Matthew Garrington, (720) 206-4348
Bush-era land official at center of coordinated oil shale strategy
Watchdog group launches new online campaign in response
DENVER – On Tuesday, county commissioners across three western states met again with a Bush-era BLM director to discuss next steps in a coordinated effort to push an extreme plan to hand over 2 million acres of public lands to oil companies for oil shale speculation.
In March, county commissioners from Colorado, Utah and Wyoming held their first meeting in secret and behind closed doors in Vernal, Utah with Kathleen Clarke, the former BLM Director for President George W. Bush from 2001 to 2006.
“Why are local elected officials crossing state lines to meet in secret with a former Bush administration official?” said Matt Garrington, Co-Director of The Checks and Balances Project. “This is politics at its worst. Local officials should be working on behalf of their constituents and not holding secret meetings with absolutely no notice about their intentions.”
In response, the Checks and Balances project today launched a new online campaign www.NoMoreEmptyPromises.com to expose how industry and politicians are using their influence, power, and dollars to push a radical plan to hand over 2 million acres of public lands for oil shale speculation. The website includes a new petition targeting counties that have backed the extreme oil shale plan.

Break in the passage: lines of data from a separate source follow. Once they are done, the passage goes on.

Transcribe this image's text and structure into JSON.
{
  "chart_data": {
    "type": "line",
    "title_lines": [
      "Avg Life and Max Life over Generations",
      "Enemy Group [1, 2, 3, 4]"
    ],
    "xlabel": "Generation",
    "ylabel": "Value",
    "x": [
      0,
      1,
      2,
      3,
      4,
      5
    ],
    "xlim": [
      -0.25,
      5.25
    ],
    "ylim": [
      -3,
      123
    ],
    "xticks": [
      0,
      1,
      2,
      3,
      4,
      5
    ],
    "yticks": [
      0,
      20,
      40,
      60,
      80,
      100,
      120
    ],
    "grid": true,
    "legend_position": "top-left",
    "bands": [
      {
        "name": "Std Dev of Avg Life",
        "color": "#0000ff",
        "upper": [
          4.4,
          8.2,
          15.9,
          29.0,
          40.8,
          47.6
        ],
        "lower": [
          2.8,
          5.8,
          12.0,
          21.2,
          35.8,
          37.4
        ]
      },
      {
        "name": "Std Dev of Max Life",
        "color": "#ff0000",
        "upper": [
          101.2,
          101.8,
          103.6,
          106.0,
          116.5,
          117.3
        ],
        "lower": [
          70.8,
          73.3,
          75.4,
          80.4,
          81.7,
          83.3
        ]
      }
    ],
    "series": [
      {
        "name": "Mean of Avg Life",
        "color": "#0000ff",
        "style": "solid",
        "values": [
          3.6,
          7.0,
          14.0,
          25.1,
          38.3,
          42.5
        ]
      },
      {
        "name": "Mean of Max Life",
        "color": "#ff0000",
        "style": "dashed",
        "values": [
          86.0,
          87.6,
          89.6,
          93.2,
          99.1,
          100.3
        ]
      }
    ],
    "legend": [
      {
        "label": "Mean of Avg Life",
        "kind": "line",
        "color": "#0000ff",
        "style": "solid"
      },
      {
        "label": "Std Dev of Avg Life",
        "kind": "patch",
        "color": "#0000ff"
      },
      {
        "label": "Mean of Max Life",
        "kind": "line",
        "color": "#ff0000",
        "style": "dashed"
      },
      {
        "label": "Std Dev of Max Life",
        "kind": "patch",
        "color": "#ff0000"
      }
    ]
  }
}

Clarke has a long history of advancing a political agenda for Big Oil. She admitted on the record that politics drove her decisions as Utah’s Director of Natural Resources and gave BP America an environmental stewardship award.
Clarke currently serves as Utah Gov. Herbert’s Public Lands Advisor. According to the National Institute on Money in State Politics, Gov. Herbert took $638,915 from the Energy and Natural Resources industry in 2010.
Since the first meeting, a handful of counties passed resolutions calling for the BLM to hand over 2 million acres of public lands for oil shale speculation – despite the fact that local opposition has been fierce in some counties.
Contrary to the cries of industry proponents, the current Interior Department proposal would actually pave the way for more research and development of oil shale on nearly a half million acres of public lands. Clarke and officials are calling for the reinstatement of President Bush’s 2008 plan.
“When President Bush left office, gas prices were at record highs,” said Garrington. “Oil shale is a cheap gimmick that didn’t help lower gas price then, and it won’t help now. We need our elected officials to stop making empty promises and invest in real solutions to address our energy needs.”